Palopo – Menjelang Konferensi Kota Liga Mahasiswa Nasional untuk Demokrasi (LMND) Palopo, tensi politik internal perlahan memanas. Deretan nama bakal calon ketua mulai beredar, diiringi geliat propaganda yang menggeliat di setiap lini diskusi kader. Namun, di tengah hingar-bingar dinamika itu, muncul satu suara yang mencoba menjaga arah, suara dari Adrianto, kader LMND Komisariat Universitas Andi Djemma, yang menyerukan makna lebih mendalam dari sekadar pergantian kepemimpinan.
“Konferensi bukan panggung adu strategi individu, bukan pula arena pencitraan untuk memenangkan dukungan mayoritas semu. Ini adalah titik kritis sebagai momen menyusun ulang barisan, menguatkan basis ideologi, dan memperluas cakrawala politik kader,” tegas Adrianto.
Ia menyoroti kecenderungan konferensi yang kerap direduksi menjadi ritual periodik tanpa arah politik yang tajam. Padahal, dalam pandangannya, konferensi harus menjadi momen reflektif sekaligus ofensif untuk memastikan LMND tetap menjadi kekuatan pelopor yang berpijak pada realitas rakyat.

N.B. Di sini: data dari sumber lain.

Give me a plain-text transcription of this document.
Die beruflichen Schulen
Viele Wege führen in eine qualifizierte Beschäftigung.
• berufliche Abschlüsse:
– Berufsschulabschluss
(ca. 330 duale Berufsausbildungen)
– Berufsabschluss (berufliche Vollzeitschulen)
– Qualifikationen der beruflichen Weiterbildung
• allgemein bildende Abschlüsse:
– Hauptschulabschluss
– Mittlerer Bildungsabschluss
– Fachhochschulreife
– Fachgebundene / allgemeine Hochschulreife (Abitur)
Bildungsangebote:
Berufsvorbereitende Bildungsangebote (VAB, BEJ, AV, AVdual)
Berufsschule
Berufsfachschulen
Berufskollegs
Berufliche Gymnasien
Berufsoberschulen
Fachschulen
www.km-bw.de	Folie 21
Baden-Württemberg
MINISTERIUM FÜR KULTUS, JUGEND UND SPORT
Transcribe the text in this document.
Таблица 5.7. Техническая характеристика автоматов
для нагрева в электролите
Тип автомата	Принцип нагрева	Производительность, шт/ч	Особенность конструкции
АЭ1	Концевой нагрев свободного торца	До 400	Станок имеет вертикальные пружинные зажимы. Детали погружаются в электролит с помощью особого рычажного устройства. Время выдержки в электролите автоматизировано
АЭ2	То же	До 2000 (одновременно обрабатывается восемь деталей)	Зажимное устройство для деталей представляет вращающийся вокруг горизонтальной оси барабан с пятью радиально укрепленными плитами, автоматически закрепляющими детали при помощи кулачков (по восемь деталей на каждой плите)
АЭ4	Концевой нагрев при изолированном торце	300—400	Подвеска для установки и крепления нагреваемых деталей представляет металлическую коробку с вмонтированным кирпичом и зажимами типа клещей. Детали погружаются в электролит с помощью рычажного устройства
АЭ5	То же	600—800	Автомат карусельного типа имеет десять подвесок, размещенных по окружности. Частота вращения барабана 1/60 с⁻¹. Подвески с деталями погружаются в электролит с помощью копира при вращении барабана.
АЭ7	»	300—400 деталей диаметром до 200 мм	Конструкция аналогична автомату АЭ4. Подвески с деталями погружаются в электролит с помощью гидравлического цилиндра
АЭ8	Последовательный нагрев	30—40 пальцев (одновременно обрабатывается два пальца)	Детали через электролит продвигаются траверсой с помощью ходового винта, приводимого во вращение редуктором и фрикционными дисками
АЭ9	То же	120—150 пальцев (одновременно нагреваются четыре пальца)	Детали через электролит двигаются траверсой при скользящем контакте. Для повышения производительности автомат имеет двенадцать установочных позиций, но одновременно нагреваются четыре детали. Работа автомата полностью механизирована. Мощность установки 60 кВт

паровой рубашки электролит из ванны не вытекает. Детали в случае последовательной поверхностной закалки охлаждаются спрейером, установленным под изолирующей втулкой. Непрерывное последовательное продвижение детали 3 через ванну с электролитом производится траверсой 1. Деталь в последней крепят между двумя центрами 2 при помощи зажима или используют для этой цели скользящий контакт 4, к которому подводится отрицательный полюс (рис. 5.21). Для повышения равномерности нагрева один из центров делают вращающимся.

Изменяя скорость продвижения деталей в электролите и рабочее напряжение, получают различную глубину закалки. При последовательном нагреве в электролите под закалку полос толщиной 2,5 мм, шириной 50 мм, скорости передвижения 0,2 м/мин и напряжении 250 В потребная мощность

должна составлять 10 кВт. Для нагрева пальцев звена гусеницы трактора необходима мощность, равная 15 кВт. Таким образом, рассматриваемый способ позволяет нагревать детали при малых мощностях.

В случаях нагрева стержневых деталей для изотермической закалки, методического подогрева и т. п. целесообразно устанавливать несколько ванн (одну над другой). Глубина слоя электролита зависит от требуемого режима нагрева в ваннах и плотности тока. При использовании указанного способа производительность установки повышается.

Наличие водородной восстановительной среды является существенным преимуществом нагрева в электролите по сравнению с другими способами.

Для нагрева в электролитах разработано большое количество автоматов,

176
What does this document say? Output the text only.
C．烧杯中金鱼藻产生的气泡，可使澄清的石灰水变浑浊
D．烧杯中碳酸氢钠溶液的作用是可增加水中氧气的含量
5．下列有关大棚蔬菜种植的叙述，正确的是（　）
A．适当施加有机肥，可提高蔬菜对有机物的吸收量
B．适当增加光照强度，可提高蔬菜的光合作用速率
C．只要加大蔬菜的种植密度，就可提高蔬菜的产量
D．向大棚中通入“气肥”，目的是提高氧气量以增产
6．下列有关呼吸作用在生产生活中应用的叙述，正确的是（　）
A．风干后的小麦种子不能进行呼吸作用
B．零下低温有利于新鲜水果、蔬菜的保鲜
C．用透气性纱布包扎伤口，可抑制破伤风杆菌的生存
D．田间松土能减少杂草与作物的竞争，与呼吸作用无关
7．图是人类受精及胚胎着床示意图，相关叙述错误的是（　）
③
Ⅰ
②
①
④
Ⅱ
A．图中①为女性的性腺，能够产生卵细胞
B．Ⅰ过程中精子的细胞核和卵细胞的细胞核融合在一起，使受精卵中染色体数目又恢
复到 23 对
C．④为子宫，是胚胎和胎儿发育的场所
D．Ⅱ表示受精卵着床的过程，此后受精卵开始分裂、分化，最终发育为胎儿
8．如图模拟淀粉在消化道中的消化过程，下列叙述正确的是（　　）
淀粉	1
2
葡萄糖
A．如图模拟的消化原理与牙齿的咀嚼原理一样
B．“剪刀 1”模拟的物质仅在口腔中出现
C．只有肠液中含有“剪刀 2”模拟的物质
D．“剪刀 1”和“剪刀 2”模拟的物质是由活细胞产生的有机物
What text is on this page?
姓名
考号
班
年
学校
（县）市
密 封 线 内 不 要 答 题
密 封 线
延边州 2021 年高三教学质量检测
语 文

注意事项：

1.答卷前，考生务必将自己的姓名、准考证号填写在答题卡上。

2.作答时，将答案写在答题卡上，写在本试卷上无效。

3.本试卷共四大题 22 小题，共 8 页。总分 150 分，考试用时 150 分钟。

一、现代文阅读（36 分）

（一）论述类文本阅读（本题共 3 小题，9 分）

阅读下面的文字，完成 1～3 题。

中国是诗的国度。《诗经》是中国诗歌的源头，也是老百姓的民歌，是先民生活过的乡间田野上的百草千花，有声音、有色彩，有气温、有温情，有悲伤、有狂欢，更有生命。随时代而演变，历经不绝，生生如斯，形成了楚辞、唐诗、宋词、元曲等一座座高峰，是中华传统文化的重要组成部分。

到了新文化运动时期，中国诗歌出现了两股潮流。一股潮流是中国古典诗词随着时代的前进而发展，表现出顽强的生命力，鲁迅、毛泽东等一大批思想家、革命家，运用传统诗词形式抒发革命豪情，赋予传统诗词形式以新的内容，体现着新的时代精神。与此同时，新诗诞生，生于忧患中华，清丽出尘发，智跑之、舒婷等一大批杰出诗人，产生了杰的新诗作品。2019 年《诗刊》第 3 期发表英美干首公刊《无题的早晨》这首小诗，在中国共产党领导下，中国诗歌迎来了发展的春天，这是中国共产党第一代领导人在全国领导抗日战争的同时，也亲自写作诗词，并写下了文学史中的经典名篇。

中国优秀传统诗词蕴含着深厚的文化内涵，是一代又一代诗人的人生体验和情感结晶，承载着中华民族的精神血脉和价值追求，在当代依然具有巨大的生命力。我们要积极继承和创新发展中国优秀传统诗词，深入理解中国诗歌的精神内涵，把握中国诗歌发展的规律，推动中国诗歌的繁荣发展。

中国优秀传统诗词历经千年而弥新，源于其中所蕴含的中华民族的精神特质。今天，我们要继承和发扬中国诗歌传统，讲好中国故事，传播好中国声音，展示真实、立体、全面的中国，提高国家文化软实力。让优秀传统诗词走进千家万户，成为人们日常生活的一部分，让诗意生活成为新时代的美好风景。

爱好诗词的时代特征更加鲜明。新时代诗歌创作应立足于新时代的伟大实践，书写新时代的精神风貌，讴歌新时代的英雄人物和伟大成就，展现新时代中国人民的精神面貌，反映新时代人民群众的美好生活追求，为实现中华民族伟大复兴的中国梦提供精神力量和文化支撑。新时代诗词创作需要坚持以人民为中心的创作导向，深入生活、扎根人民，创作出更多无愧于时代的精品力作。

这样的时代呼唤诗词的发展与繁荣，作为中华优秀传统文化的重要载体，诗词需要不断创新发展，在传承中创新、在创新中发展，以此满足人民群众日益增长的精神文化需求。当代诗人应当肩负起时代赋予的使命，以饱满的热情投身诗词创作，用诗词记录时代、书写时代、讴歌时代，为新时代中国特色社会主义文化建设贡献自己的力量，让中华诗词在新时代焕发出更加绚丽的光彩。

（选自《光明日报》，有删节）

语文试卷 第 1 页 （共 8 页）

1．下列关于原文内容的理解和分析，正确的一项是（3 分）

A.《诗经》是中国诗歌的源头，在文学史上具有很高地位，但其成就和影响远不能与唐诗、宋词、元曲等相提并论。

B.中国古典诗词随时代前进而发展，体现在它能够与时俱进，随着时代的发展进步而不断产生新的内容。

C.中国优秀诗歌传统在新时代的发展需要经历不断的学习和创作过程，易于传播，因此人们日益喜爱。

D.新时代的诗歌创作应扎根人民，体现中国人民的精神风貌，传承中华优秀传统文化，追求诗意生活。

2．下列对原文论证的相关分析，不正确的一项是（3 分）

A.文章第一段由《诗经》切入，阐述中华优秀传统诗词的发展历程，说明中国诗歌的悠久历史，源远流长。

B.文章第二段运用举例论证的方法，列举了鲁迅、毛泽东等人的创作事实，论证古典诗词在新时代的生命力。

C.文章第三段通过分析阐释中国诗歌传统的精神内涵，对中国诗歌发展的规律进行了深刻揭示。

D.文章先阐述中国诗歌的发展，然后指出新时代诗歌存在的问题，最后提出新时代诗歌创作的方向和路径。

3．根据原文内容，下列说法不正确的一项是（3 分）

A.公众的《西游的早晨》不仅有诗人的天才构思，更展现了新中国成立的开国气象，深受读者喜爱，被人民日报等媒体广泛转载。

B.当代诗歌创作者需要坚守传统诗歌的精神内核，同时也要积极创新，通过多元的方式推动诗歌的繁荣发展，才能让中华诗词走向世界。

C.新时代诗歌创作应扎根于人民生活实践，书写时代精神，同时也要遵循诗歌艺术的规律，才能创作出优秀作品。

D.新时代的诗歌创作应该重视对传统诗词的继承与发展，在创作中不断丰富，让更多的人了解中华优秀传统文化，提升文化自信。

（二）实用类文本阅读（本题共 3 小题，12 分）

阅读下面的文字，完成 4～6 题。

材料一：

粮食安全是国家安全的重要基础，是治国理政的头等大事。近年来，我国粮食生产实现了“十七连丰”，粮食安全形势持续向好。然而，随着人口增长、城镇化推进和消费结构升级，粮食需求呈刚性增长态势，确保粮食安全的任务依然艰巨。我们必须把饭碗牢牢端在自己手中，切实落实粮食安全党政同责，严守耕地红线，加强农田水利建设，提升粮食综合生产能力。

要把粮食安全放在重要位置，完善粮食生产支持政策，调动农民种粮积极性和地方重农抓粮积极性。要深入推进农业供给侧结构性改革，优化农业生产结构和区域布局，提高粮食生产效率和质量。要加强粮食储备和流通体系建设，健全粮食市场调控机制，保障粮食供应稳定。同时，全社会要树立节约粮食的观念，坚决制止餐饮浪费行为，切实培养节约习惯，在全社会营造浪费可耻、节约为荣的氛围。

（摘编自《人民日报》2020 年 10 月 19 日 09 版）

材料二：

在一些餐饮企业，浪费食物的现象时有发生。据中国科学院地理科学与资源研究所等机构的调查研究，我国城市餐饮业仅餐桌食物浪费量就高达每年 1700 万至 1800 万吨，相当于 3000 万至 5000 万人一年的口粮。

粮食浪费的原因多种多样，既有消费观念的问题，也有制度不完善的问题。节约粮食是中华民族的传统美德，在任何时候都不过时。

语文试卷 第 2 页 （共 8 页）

“Jika kita hanya sibuk berebut posisi, lantas siapa yang membahas nasib masyarakat miskin, buruh kontrak, petani tergusur, dan rakyat yang digilas skema pembangunan neoliberal?” tanya Adrianto, menggugah kesadaran kolektif.
Lebih lanjut, ia menekankan pentingnya konferensi sebagai medium konsolidasi jangka panjang: tempat di mana generasi baru tidak hanya dicetak sebagai ‘pengurus’, tetapi dibentuk sebagai kader ideologis yang sanggup memikul beban sejarah dan tantangan zaman.
“Negara hari ini sibuk mendesain generasi emas 2045 dengan jargon dan statistik. Kita pun harus menjawab itu dengan menyiapkan generasi emas perjuangan bukan sekadar cerdas, tapi militan, bukan hanya fasih bicara, tapi berpihak secara konkret pada rakyat,” pungkasnya.
Adrianto mengajak seluruh kader LMND Palopo untuk memaknai konferensi secara strategis, sebagai proses menyatukan kekuatan, merumuskan garis perjuangan, dan memperkuat posisi organisasi sebagai alat perjuangan rakyat.
“Konferensi bukan akhir, tapi permulaan. Jika gagal dimaknai, maka kita bukan hanya kehilangan arah tapi juga kehilangan relevansi,” tutupnya.